Значит, та, другая, жизнь была не ее? Чужая? Дара, подумав, согласилась, что лучше все это выбросить из головы. Тем более что дочке к тому времени нашли замечательную няню, говорящую на трех языках, и Дара принялась искать работу. Сидеть дома осточертело. К тому же ей не нужна была работа ради денег, ей нужна была такая работа, как у отца, чтобы раствориться в ней до последней капли и забыть обо всем на свете. То есть не обо всем, конечно, а хотя бы о том, что так мучило ее всю жизнь.
Она попробовала стать преподавателем. Прочитала несколько лекций и поняла, что не может больше видеть пустых глаз своих учеников. Им ничего было не нужно. И они ей были не нужны. Пусть проживут свою неинтересную жизнь, Дара не собирается ударить палец о палец, чтобы намекнуть им о существовании жизни другой. Потом ей вдруг безумно захотелось помогать людям, она устроилась работать в больницу, но бесконечные разговоры медсестер о своей мизерной зарплате, косые взгляды в ее сторону, полное отсутствие сострадания к больным терпеть было тоже выше ее сил. Она уволилась через три месяца, и все, кажется, вздохнули с облегчением. Потом Дара организовала курсы английского языка, придирчиво набрала штат и успокоилась. То есть развила бурную деятельность по расширению и рекламе своей маленькой школы. Через три года ее школа стала приносить хорошие деньги, Дара связалась с одним из американских колледжей, туда и обратно покатились экскурсии, учителя по обмену, дети на каникулы. Жизнь вокруг кипела – только успевай поворачиваться.

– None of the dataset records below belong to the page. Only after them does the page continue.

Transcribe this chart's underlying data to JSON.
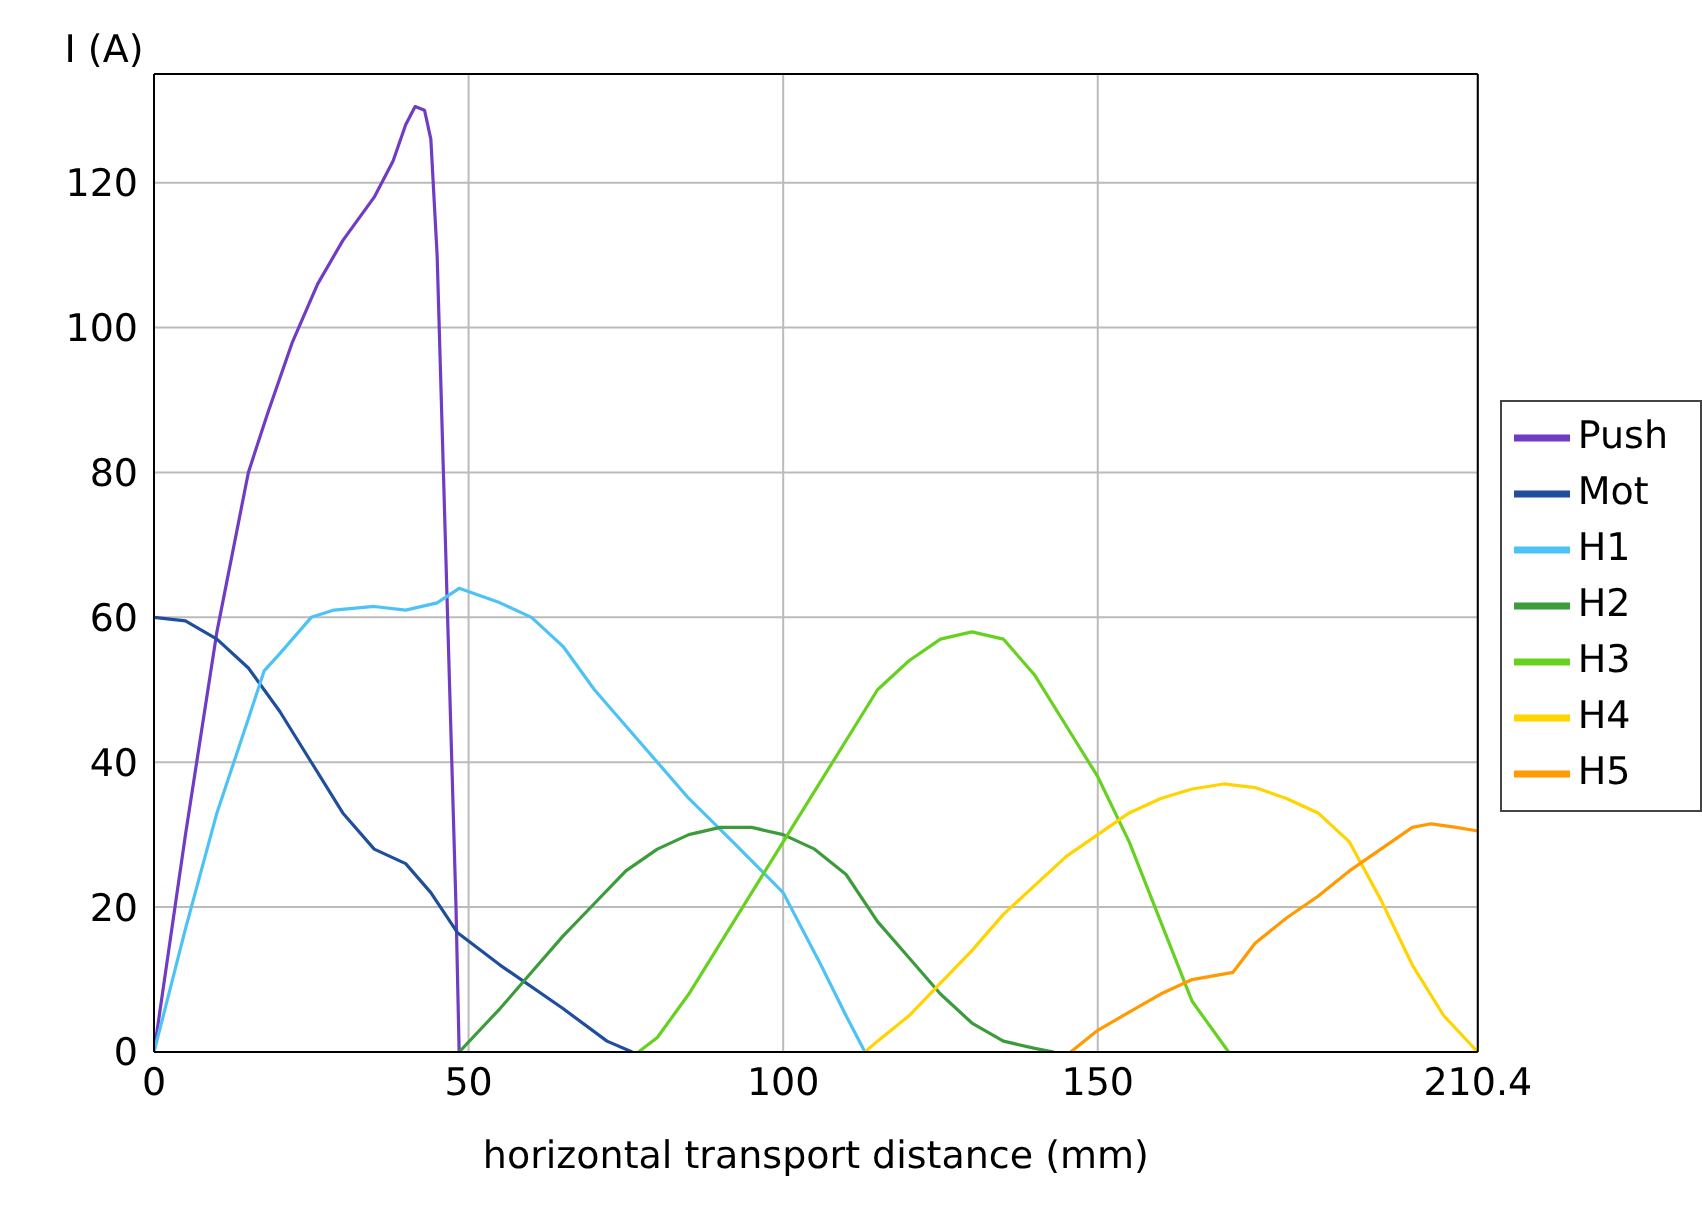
{
  "chart_data": {
    "type": "line",
    "xlabel": "horizontal transport distance (mm)",
    "ylabel": "I (A)",
    "xlim": [
      0,
      210.4
    ],
    "xticks": [
      0,
      50,
      100,
      150,
      210.4
    ],
    "ylim": [
      0,
      135
    ],
    "yticks": [
      0,
      20,
      40,
      60,
      80,
      100,
      120
    ],
    "grid": true,
    "legend": "right",
    "marker": "none",
    "line_style": "solid",
    "series": [
      {
        "name": "Push",
        "color": "#6f3cc3",
        "x": [
          0,
          5,
          10,
          15,
          18,
          22,
          26,
          30,
          35,
          38,
          40,
          41.5,
          43,
          44,
          45,
          46,
          47,
          48,
          48.5
        ],
        "values": [
          0,
          30,
          58,
          80,
          88,
          98,
          106,
          112,
          118,
          123,
          128,
          130.5,
          130,
          126,
          110,
          80,
          50,
          20,
          0
        ]
      },
      {
        "name": "Mot",
        "color": "#1f4e9c",
        "x": [
          0,
          5,
          10,
          15,
          20,
          25,
          30,
          35,
          40,
          44,
          48.2,
          55,
          65,
          72,
          76
        ],
        "values": [
          60,
          59.5,
          57,
          53,
          47,
          40,
          33,
          28,
          26,
          22,
          16.5,
          12,
          6,
          1.5,
          0
        ]
      },
      {
        "name": "H1",
        "color": "#4dc3f5",
        "x": [
          0,
          5,
          10,
          15,
          17.5,
          20,
          25,
          28.6,
          35,
          40,
          45,
          48.5,
          55,
          60,
          65,
          70,
          77,
          85,
          92,
          100,
          106,
          110,
          113
        ],
        "values": [
          0,
          17,
          33,
          46,
          52.6,
          55,
          60,
          61,
          61.5,
          61,
          62,
          64,
          62,
          60,
          56,
          50,
          43,
          35,
          29,
          22,
          12,
          5,
          0
        ]
      },
      {
        "name": "H2",
        "color": "#3c9c3c",
        "x": [
          48.5,
          55,
          60,
          65,
          70,
          75,
          80,
          85,
          90,
          95,
          100,
          105,
          110,
          115,
          120,
          125,
          130,
          135,
          140,
          143
        ],
        "values": [
          0,
          6,
          11,
          16,
          20.5,
          25,
          28,
          30,
          31,
          31,
          30,
          28,
          24.5,
          18,
          13,
          8,
          4,
          1.5,
          0.5,
          0
        ]
      },
      {
        "name": "H3",
        "color": "#66d11f",
        "x": [
          77,
          80,
          85,
          90,
          95,
          100,
          105,
          110,
          115,
          120,
          125,
          130,
          135,
          140,
          145,
          150,
          155,
          160,
          165,
          170.8
        ],
        "values": [
          0,
          2,
          8,
          15,
          22,
          29,
          36,
          43,
          50,
          54,
          57,
          58,
          57,
          52,
          45,
          38,
          29,
          18,
          7,
          0
        ]
      },
      {
        "name": "H4",
        "color": "#ffd400",
        "x": [
          113,
          115,
          120,
          125,
          130,
          135,
          140,
          145,
          150,
          155,
          160,
          165,
          170,
          175,
          180,
          185,
          190,
          195,
          200,
          205,
          210.4
        ],
        "values": [
          0,
          1.5,
          5,
          9.5,
          14,
          19,
          23,
          27,
          30,
          33,
          35,
          36.3,
          37,
          36.5,
          35,
          33,
          29,
          21,
          12,
          5,
          0
        ]
      },
      {
        "name": "H5",
        "color": "#ff9a00",
        "x": [
          145.7,
          150,
          155,
          160,
          165,
          171.5,
          175,
          180,
          185,
          190,
          195,
          200,
          203,
          207,
          210.4
        ],
        "values": [
          0,
          3,
          5.5,
          8,
          10,
          11,
          15,
          18.5,
          21.5,
          25,
          28,
          31,
          31.5,
          31,
          30.5
        ]
      }
    ]
  }
}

Но сегодня она снова словно вернулась в свое одинокое детство, ей снова захотелось узнать, отчего умерла мама, куда подевался брат и был ли он когда-нибудь на самом деле? Дара сидела у стола с тетрадкой и чувствовала, как мурашки бегут по телу от холода. Она быстро прыгнула в постель и закуталась в одеяло. А через секунду – уснула. Оставшуюся ночь ей снилось что-то необычайно приятное, что-то без сюжета, без действующих лиц. Как будто белые крылья медленно хлопали над ее головой, ослепительно белые крылья…
2
Его огромное тело становилось невесомым, и его тянуло куда-то вверх, в пространство. Он уже готов был рвануть туда, где сиял белый ослепительный свет. Уже был взят разгон, и от скорости на виражах сладко ныло сердце. Он все мчался и мчался навстречу ослепительно полыхающему свету. Еще мгновение, и он сольется с ним, превращаясь в ничто, в такой же свет. Восторг и ужас охватывали душу, еще мгновение…

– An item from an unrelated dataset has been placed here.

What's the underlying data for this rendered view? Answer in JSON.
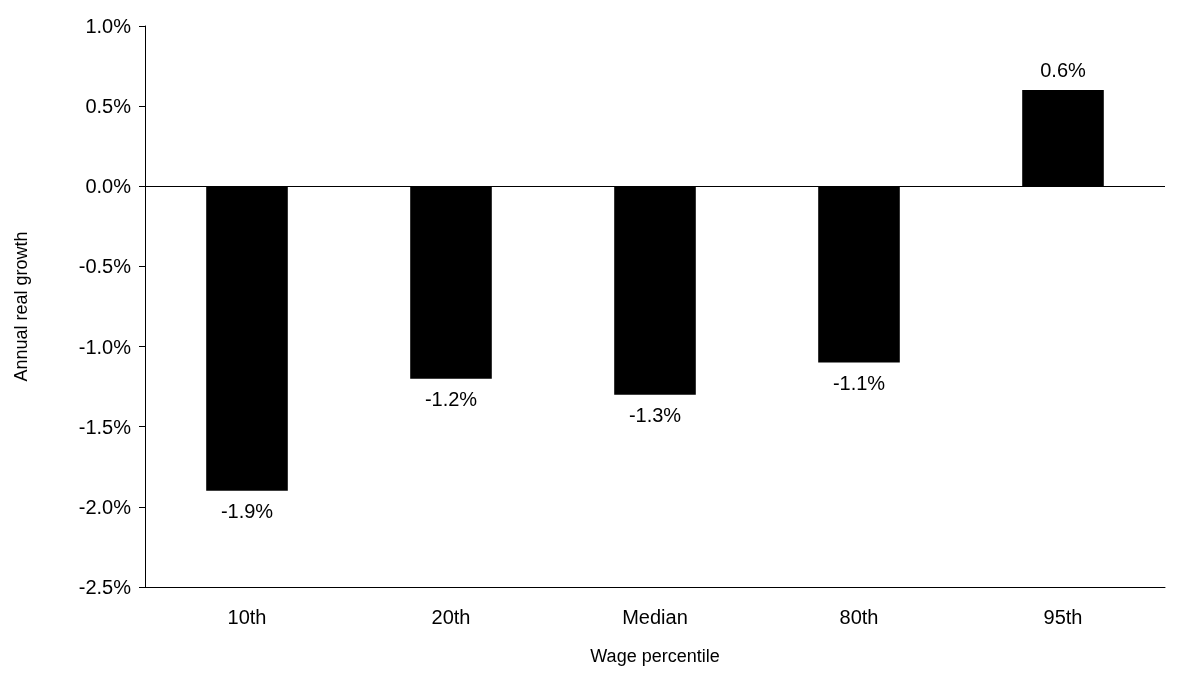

Но что-то вдруг снова напоминало о теле, что-то растекалось внутри него, и, кажется, искры летели от торможения в разные стороны. Нет! Неужели назад, в эту адскую муку? В тоску и боль?
Нет!
***
– Ну что?
– Кажется, пошло. Идиоты! Куда вы раньше смотрели?
– Так мы ведь думали…
– Да у вас тут думать умеет хоть кто-нибудь? Хоть один человек? Покажите мне его!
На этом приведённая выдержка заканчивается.